Stroger Hospital falls below the national average in patient satisfaction, its chief medical officer told Cook County Health and Hospital System board members today.
Dr. Maurice Lemon said Stroger performed poorly on patient satisfaction surveys, though only 16 percent of patients issued the survey responded.
Chief among patients’ concerns were long wait times, bad attitudes among the staff and poor explanations of treatments.
“Patient satisfaction needs to be a higher priority for this staff,” Lemon said. It should be “a credo that drives the quality and care we deliver.”
Lemon listed a number of patient gripes, including that staff members were not receptive to patients' emotional needs, a lenghty discharge process and a lack of information from doctors and nurses.
The quarterly review of Stroger Hospital today also showed the hospital falls short of the national average in number of treatment areas.
Lemon told the Quality and Patient Safety Committee the hospital has fallen behind expectations in encouraging smoking cessation for patients suffering heart attacks, according to federal data. In addition, Lemon said Stroger ranks last out of 56 area hospitals in responding to heart attacks.
It also is far below standards in giving heart attack patients so-called “door-to-balloon” treatment, in which a tiny balloon is inserted into a patient’s heart to relieve symptoms.
“It’s not an easy thing, these time-limited issues,” Lemon said, because heart attack patients don’t “broadcast” the severity of their cases in the waiting room. Another complication, he said, was a lack of cardiology teams on-site at all times. Unlike Loyola University Medical Center, teams are on-call, and must be paged at night or on the weekend.

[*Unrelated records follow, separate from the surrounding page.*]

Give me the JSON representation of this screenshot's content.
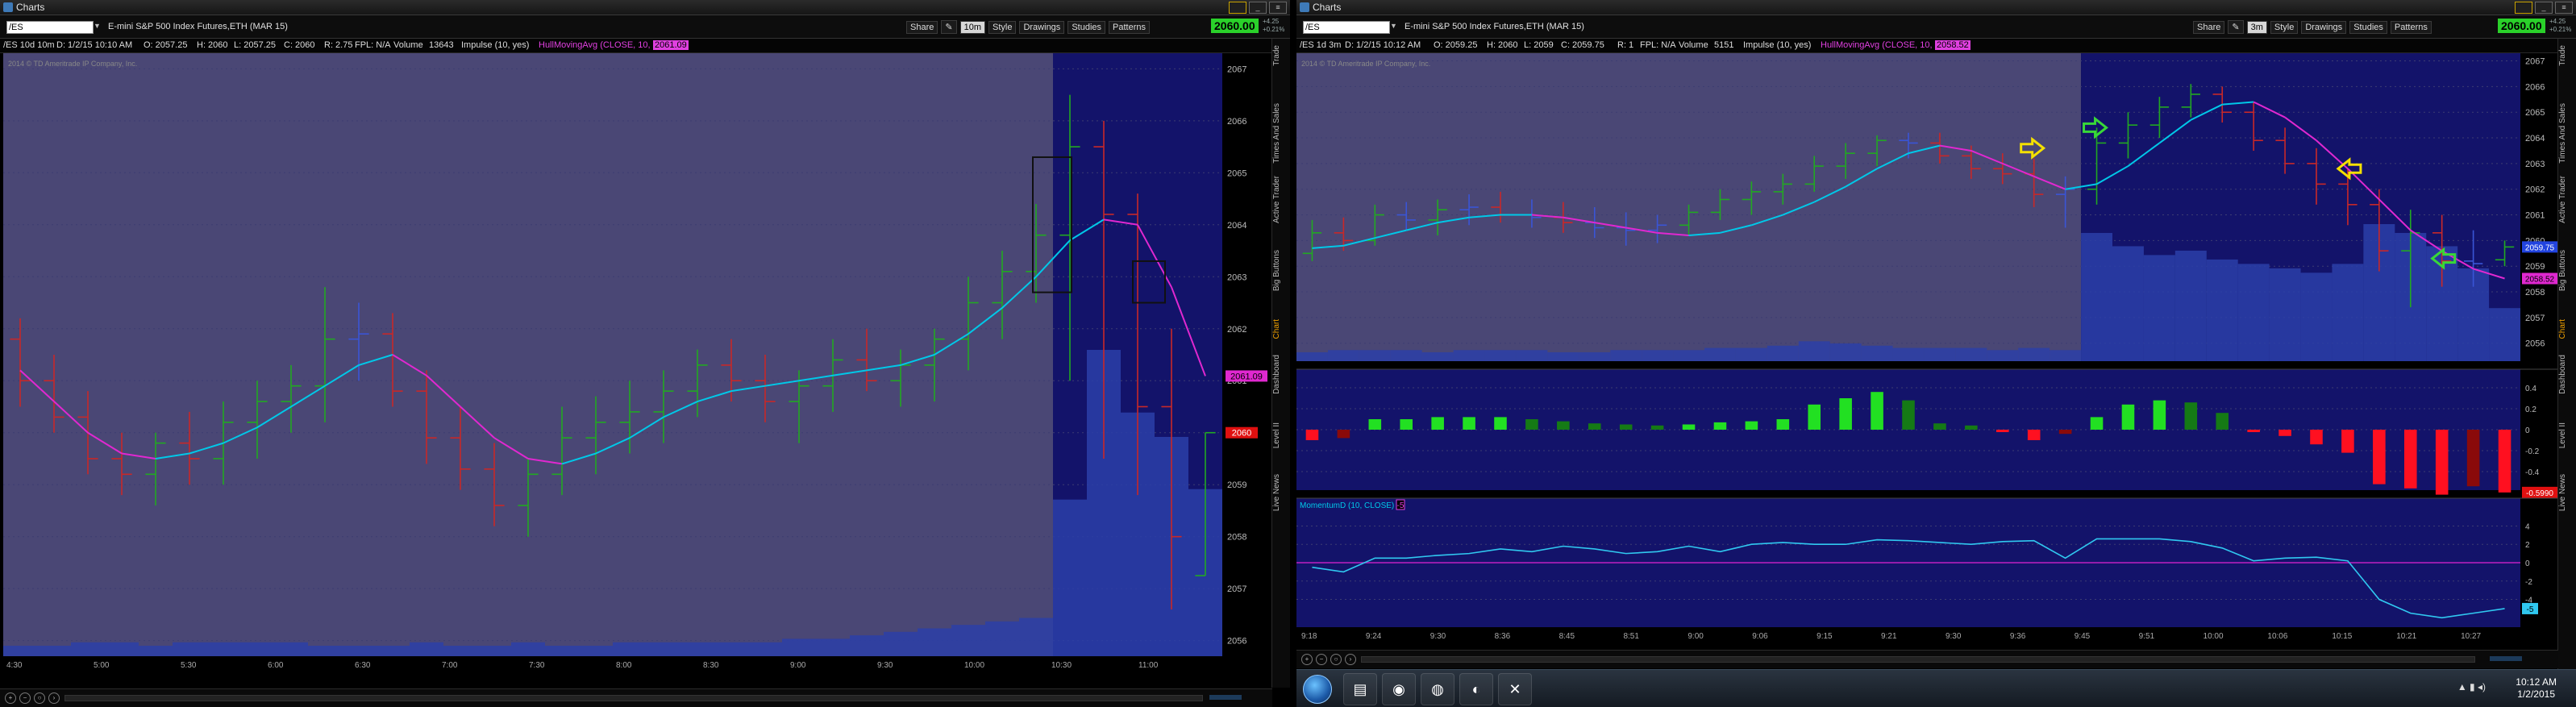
{
  "left": {
    "window_title": "Charts",
    "symbol": "/ES",
    "description": "E-mini S&P 500 Index Futures,ETH (MAR 15)",
    "toolbar": [
      "Share",
      "10m",
      "Style",
      "Drawings",
      "Studies",
      "Patterns"
    ],
    "toolbar_selected": "10m",
    "last_price": "2060.00",
    "change": [
      "+4.25",
      "+0.21%"
    ],
    "info": {
      "label": "/ES 10d 10m",
      "date": "D: 1/2/15 10:10 AM",
      "open": "O: 2057.25",
      "high": "H: 2060",
      "low": "L: 2057.25",
      "close": "C: 2060",
      "range": "R: 2.75",
      "fpl": "FPL: N/A",
      "volume_label": "Volume",
      "volume": "13643",
      "impulse": "Impulse (10, yes)",
      "hull": "HullMovingAvg (CLOSE, 10, 0)",
      "hull_value": "2061.09"
    },
    "copyright": "2014 © TD Ameritrade IP Company, Inc.",
    "price_labels": [
      "2067",
      "2066",
      "2065",
      "2064",
      "2063",
      "2062",
      "2061",
      "2060",
      "2059",
      "2058",
      "2057",
      "2056"
    ],
    "price_tags": {
      "hull": "2061.09",
      "last": "2060"
    },
    "time_labels": [
      "4:30",
      "5:00",
      "5:30",
      "6:00",
      "6:30",
      "7:00",
      "7:30",
      "8:00",
      "8:30",
      "9:00",
      "9:30",
      "10:00",
      "10:30",
      "11:00"
    ],
    "side_tabs": [
      "Trade",
      "Times And Sales",
      "Active Trader",
      "Big Buttons",
      "Chart",
      "Dashboard",
      "Level II",
      "Live News"
    ],
    "active_tab": "Chart"
  },
  "right": {
    "window_title": "Charts",
    "symbol": "/ES",
    "description": "E-mini S&P 500 Index Futures,ETH (MAR 15)",
    "toolbar": [
      "Share",
      "3m",
      "Style",
      "Drawings",
      "Studies",
      "Patterns"
    ],
    "toolbar_selected": "3m",
    "last_price": "2060.00",
    "change": [
      "+4.25",
      "+0.21%"
    ],
    "info": {
      "label": "/ES 1d 3m",
      "date": "D: 1/2/15 10:12 AM",
      "open": "O: 2059.25",
      "high": "H: 2060",
      "low": "L: 2059",
      "close": "C: 2059.75",
      "range": "R: 1",
      "fpl": "FPL: N/A",
      "volume_label": "Volume",
      "volume": "5151",
      "impulse": "Impulse (10, yes)",
      "hull": "HullMovingAvg (CLOSE, 10, 0)",
      "hull_value": "2058.52"
    },
    "copyright": "2014 © TD Ameritrade IP Company, Inc.",
    "price_labels": [
      "2067",
      "2066",
      "2065",
      "2064",
      "2063",
      "2062",
      "2061",
      "2060",
      "2059",
      "2058",
      "2057",
      "2056"
    ],
    "price_tags": {
      "current": "2059.75",
      "hull": "2058.52"
    },
    "osc_labels": [
      "0.4",
      "0.2",
      "0",
      "-0.2",
      "-0.4"
    ],
    "osc_tag": "-0.5990",
    "mom_header": "MomentumD (10, CLOSE)",
    "mom_value": "-5",
    "mom_labels": [
      "4",
      "2",
      "0",
      "-2",
      "-4"
    ],
    "mom_tag": "-5",
    "time_labels": [
      "9:18",
      "9:24",
      "9:30",
      "8:36",
      "8:45",
      "8:51",
      "9:00",
      "9:06",
      "9:15",
      "9:21",
      "9:30",
      "9:36",
      "9:45",
      "9:51",
      "10:00",
      "10:06",
      "10:15",
      "10:21",
      "10:27"
    ],
    "side_tabs": [
      "Trade",
      "Times And Sales",
      "Active Trader",
      "Big Buttons",
      "Chart",
      "Dashboard",
      "Level II",
      "Live News"
    ],
    "active_tab": "Chart"
  },
  "taskbar": {
    "time": "10:12 AM",
    "date": "1/2/2015"
  },
  "colors": {
    "premarket_bg": "#4a4775",
    "session_bg": "#13136a",
    "volume": "#2c3fa8",
    "ma_rising": "#00c8e8",
    "ma_falling": "#e028d0",
    "bar_up": "#22a822",
    "bar_down": "#c82828",
    "bar_neutral": "#3a55d6",
    "arrow_yellow": "#f4e000",
    "arrow_green": "#38d838"
  },
  "chart_data": [
    {
      "type": "bar",
      "title": "/ES 10d 10m",
      "ylim": [
        2055.7,
        2067.3
      ],
      "x": [
        "4:20",
        "4:30",
        "4:40",
        "4:50",
        "5:00",
        "5:10",
        "5:20",
        "5:30",
        "5:40",
        "5:50",
        "6:00",
        "6:10",
        "6:20",
        "6:30",
        "6:40",
        "6:50",
        "7:00",
        "7:10",
        "7:20",
        "7:30",
        "7:40",
        "7:50",
        "8:00",
        "8:10",
        "8:20",
        "8:30",
        "8:40",
        "8:50",
        "9:00",
        "9:10",
        "9:20",
        "9:30",
        "9:40",
        "9:50",
        "10:00",
        "10:10"
      ],
      "ohlc": [
        [
          2061.8,
          2062.2,
          2060.5,
          2061.0
        ],
        [
          2061.0,
          2061.5,
          2060.0,
          2060.3
        ],
        [
          2060.3,
          2060.8,
          2059.2,
          2059.5
        ],
        [
          2059.5,
          2060.0,
          2058.8,
          2059.2
        ],
        [
          2059.2,
          2060.0,
          2058.6,
          2059.8
        ],
        [
          2059.8,
          2060.4,
          2059.0,
          2059.5
        ],
        [
          2059.5,
          2060.6,
          2059.0,
          2060.2
        ],
        [
          2060.2,
          2061.0,
          2059.5,
          2060.6
        ],
        [
          2060.6,
          2061.3,
          2060.0,
          2060.9
        ],
        [
          2060.9,
          2062.8,
          2060.2,
          2061.8
        ],
        [
          2061.8,
          2062.5,
          2061.0,
          2061.9
        ],
        [
          2061.9,
          2062.3,
          2060.5,
          2060.8
        ],
        [
          2060.8,
          2061.2,
          2059.4,
          2059.9
        ],
        [
          2059.9,
          2060.5,
          2058.9,
          2059.3
        ],
        [
          2059.3,
          2059.8,
          2058.2,
          2058.6
        ],
        [
          2058.6,
          2059.5,
          2058.0,
          2059.2
        ],
        [
          2059.2,
          2060.5,
          2058.8,
          2059.9
        ],
        [
          2059.9,
          2060.7,
          2059.2,
          2060.2
        ],
        [
          2060.2,
          2061.0,
          2059.6,
          2060.4
        ],
        [
          2060.4,
          2061.2,
          2059.8,
          2060.8
        ],
        [
          2060.8,
          2061.6,
          2060.3,
          2061.3
        ],
        [
          2061.3,
          2061.8,
          2060.6,
          2061.0
        ],
        [
          2061.0,
          2061.5,
          2060.2,
          2060.6
        ],
        [
          2060.6,
          2061.2,
          2059.8,
          2060.9
        ],
        [
          2060.9,
          2061.8,
          2060.4,
          2061.4
        ],
        [
          2061.4,
          2062.0,
          2060.8,
          2061.0
        ],
        [
          2061.0,
          2061.6,
          2060.5,
          2061.3
        ],
        [
          2061.3,
          2062.0,
          2060.6,
          2061.8
        ],
        [
          2061.8,
          2063.0,
          2061.2,
          2062.5
        ],
        [
          2062.5,
          2063.5,
          2061.8,
          2063.1
        ],
        [
          2063.1,
          2064.4,
          2062.5,
          2063.8
        ],
        [
          2063.8,
          2066.5,
          2061.0,
          2065.5
        ],
        [
          2065.5,
          2066.0,
          2059.5,
          2064.2
        ],
        [
          2064.2,
          2064.6,
          2058.8,
          2060.5
        ],
        [
          2060.5,
          2062.0,
          2056.6,
          2058.0
        ],
        [
          2057.25,
          2060.0,
          2057.25,
          2060.0
        ]
      ],
      "ma": [
        2061.2,
        2060.6,
        2060.0,
        2059.6,
        2059.5,
        2059.6,
        2059.8,
        2060.1,
        2060.5,
        2060.9,
        2061.3,
        2061.5,
        2061.1,
        2060.5,
        2059.9,
        2059.5,
        2059.4,
        2059.6,
        2059.9,
        2060.3,
        2060.6,
        2060.8,
        2060.9,
        2061.0,
        2061.1,
        2061.2,
        2061.3,
        2061.5,
        2061.9,
        2062.4,
        2063.0,
        2063.7,
        2064.1,
        2064.0,
        2062.8,
        2061.09
      ],
      "volume": [
        3,
        3,
        4,
        4,
        3,
        4,
        4,
        4,
        4,
        3,
        3,
        3,
        4,
        3,
        3,
        4,
        3,
        3,
        4,
        4,
        4,
        4,
        4,
        5,
        5,
        6,
        7,
        8,
        9,
        10,
        11,
        45,
        88,
        70,
        63,
        48
      ]
    },
    {
      "type": "bar",
      "title": "/ES 1d 3m",
      "ylim": [
        2055.3,
        2067.3
      ],
      "x": [
        "9:18",
        "9:21",
        "9:24",
        "9:27",
        "9:30",
        "8:33",
        "8:36",
        "8:39",
        "8:42",
        "8:45",
        "8:48",
        "8:51",
        "8:54",
        "8:57",
        "9:00",
        "9:03",
        "9:06",
        "9:09",
        "9:12",
        "9:15",
        "9:18",
        "9:21",
        "9:24",
        "9:27",
        "9:30",
        "9:33",
        "9:36",
        "9:39",
        "9:42",
        "9:45",
        "9:48",
        "9:51",
        "9:54",
        "9:57",
        "10:00",
        "10:03",
        "10:06",
        "10:09",
        "10:12"
      ],
      "ohlc": [
        [
          2059.5,
          2060.8,
          2059.2,
          2060.3
        ],
        [
          2060.3,
          2060.9,
          2059.6,
          2060.0
        ],
        [
          2060.0,
          2061.4,
          2059.8,
          2061.0
        ],
        [
          2061.0,
          2061.5,
          2060.4,
          2060.8
        ],
        [
          2060.8,
          2061.6,
          2060.2,
          2061.2
        ],
        [
          2061.2,
          2061.8,
          2060.6,
          2061.3
        ],
        [
          2061.3,
          2061.9,
          2060.7,
          2061.0
        ],
        [
          2061.0,
          2061.6,
          2060.5,
          2060.9
        ],
        [
          2060.9,
          2061.5,
          2060.3,
          2060.7
        ],
        [
          2060.7,
          2061.3,
          2060.1,
          2060.5
        ],
        [
          2060.5,
          2061.1,
          2059.8,
          2060.4
        ],
        [
          2060.4,
          2061.0,
          2059.9,
          2060.6
        ],
        [
          2060.6,
          2061.4,
          2060.2,
          2061.1
        ],
        [
          2061.1,
          2062.0,
          2060.8,
          2061.6
        ],
        [
          2061.6,
          2062.3,
          2061.0,
          2061.9
        ],
        [
          2061.9,
          2062.6,
          2061.4,
          2062.2
        ],
        [
          2062.2,
          2063.3,
          2061.9,
          2062.9
        ],
        [
          2062.9,
          2063.8,
          2062.4,
          2063.4
        ],
        [
          2063.4,
          2064.1,
          2062.9,
          2063.9
        ],
        [
          2063.9,
          2064.2,
          2063.2,
          2063.8
        ],
        [
          2063.8,
          2064.2,
          2063.0,
          2063.3
        ],
        [
          2063.3,
          2063.7,
          2062.4,
          2062.8
        ],
        [
          2062.8,
          2063.4,
          2062.2,
          2062.6
        ],
        [
          2062.6,
          2063.2,
          2061.3,
          2061.8
        ],
        [
          2061.8,
          2062.5,
          2060.5,
          2062.0
        ],
        [
          2062.0,
          2064.4,
          2061.4,
          2063.8
        ],
        [
          2063.8,
          2065.0,
          2063.2,
          2064.5
        ],
        [
          2064.5,
          2065.6,
          2064.0,
          2065.2
        ],
        [
          2065.2,
          2066.1,
          2064.8,
          2065.7
        ],
        [
          2065.7,
          2066.0,
          2064.6,
          2065.0
        ],
        [
          2065.0,
          2065.4,
          2063.5,
          2063.9
        ],
        [
          2063.9,
          2064.4,
          2062.6,
          2063.0
        ],
        [
          2063.0,
          2063.6,
          2061.4,
          2062.2
        ],
        [
          2062.2,
          2062.8,
          2060.6,
          2061.4
        ],
        [
          2061.4,
          2062.0,
          2058.8,
          2059.6
        ],
        [
          2059.6,
          2061.2,
          2057.4,
          2060.3
        ],
        [
          2060.3,
          2061.0,
          2058.2,
          2059.2
        ],
        [
          2059.2,
          2060.4,
          2058.2,
          2059.1
        ],
        [
          2059.25,
          2060.0,
          2059.0,
          2059.75
        ]
      ],
      "ma": [
        2059.7,
        2059.8,
        2060.1,
        2060.4,
        2060.7,
        2060.9,
        2061.0,
        2061.0,
        2060.9,
        2060.7,
        2060.5,
        2060.3,
        2060.2,
        2060.3,
        2060.6,
        2061.0,
        2061.5,
        2062.1,
        2062.8,
        2063.4,
        2063.7,
        2063.5,
        2063.0,
        2062.5,
        2062.0,
        2062.2,
        2062.9,
        2063.8,
        2064.7,
        2065.3,
        2065.4,
        2064.8,
        2063.9,
        2062.8,
        2061.6,
        2060.4,
        2059.6,
        2058.9,
        2058.52
      ],
      "volume": [
        4,
        5,
        5,
        5,
        4,
        5,
        5,
        5,
        4,
        4,
        5,
        5,
        5,
        6,
        6,
        7,
        9,
        8,
        7,
        6,
        6,
        6,
        5,
        6,
        5,
        58,
        52,
        48,
        50,
        46,
        44,
        42,
        40,
        44,
        62,
        58,
        52,
        42,
        24
      ],
      "oscillator": [
        -0.1,
        -0.08,
        0.1,
        0.1,
        0.12,
        0.12,
        0.12,
        0.1,
        0.08,
        0.06,
        0.05,
        0.04,
        0.05,
        0.07,
        0.08,
        0.1,
        0.24,
        0.3,
        0.36,
        0.28,
        0.06,
        0.04,
        -0.02,
        -0.1,
        -0.04,
        0.12,
        0.24,
        0.28,
        0.26,
        0.16,
        -0.02,
        -0.06,
        -0.14,
        -0.22,
        -0.52,
        -0.56,
        -0.62,
        -0.54,
        -0.599
      ],
      "momentum": [
        -0.5,
        -1.0,
        0.5,
        0.5,
        0.8,
        1.0,
        1.5,
        1.2,
        1.8,
        1.5,
        1.0,
        1.2,
        1.8,
        1.2,
        2.0,
        2.2,
        2.0,
        2.0,
        2.5,
        2.4,
        2.2,
        2.0,
        2.3,
        2.4,
        0.5,
        2.6,
        2.6,
        2.6,
        2.3,
        1.6,
        0.2,
        0.5,
        0.6,
        0.2,
        -4.0,
        -5.5,
        -6.0,
        -5.5,
        -5.0
      ],
      "arrows": [
        {
          "color": "yellow",
          "dir": "right",
          "i": 23,
          "price": 2063.6
        },
        {
          "color": "green",
          "dir": "right",
          "i": 25,
          "price": 2064.4
        },
        {
          "color": "yellow",
          "dir": "left",
          "i": 33,
          "price": 2062.8
        },
        {
          "color": "green",
          "dir": "left",
          "i": 36,
          "price": 2059.3
        }
      ]
    }
  ]
}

Lemon cited deficiencies in the hospital’s treatment of pneumonia patients. It falls far below the national average in giving antibiotics within six hours of admission, and below the average in offering a flu vaccine, as well.
But Lemon set a number of goals to improve performance, and said the hospital’s statistics are more updated than those processed by the federal government, which span six quarters in 2007 and 2008. The more recent numbers, Lemon said, allow the hospital to take immediate steps, which may not show up in federal surveys.
After Lemon’s presentation, committee chairman Luis Munoz seemed perplexed.
“You have a lot of issues there, and I don’t know where to start,” Munoz said.
In other business, committee members are pleased with the implementation of a new electronic records program, which they say allows better access to records, better coordination between departments and improved analysis of hospital capabilities.
The health system hopes to unveil and new and improved Web site by Oct. 1.
In addition, health system COO David Small said a sub-committee is moving forward to draft a plan that would eliminate smoking from health system campuses, including its three hospitals and satellite facilities.
Finally, hospital officials are still waiting from an official report from the Centers for Medicare and Medicaid, resulting from several infractions at the Stroger laboratories. If a plan for improvement submitted by the hospital is deemed inadequate, the hospital could lose federal funding for its labs.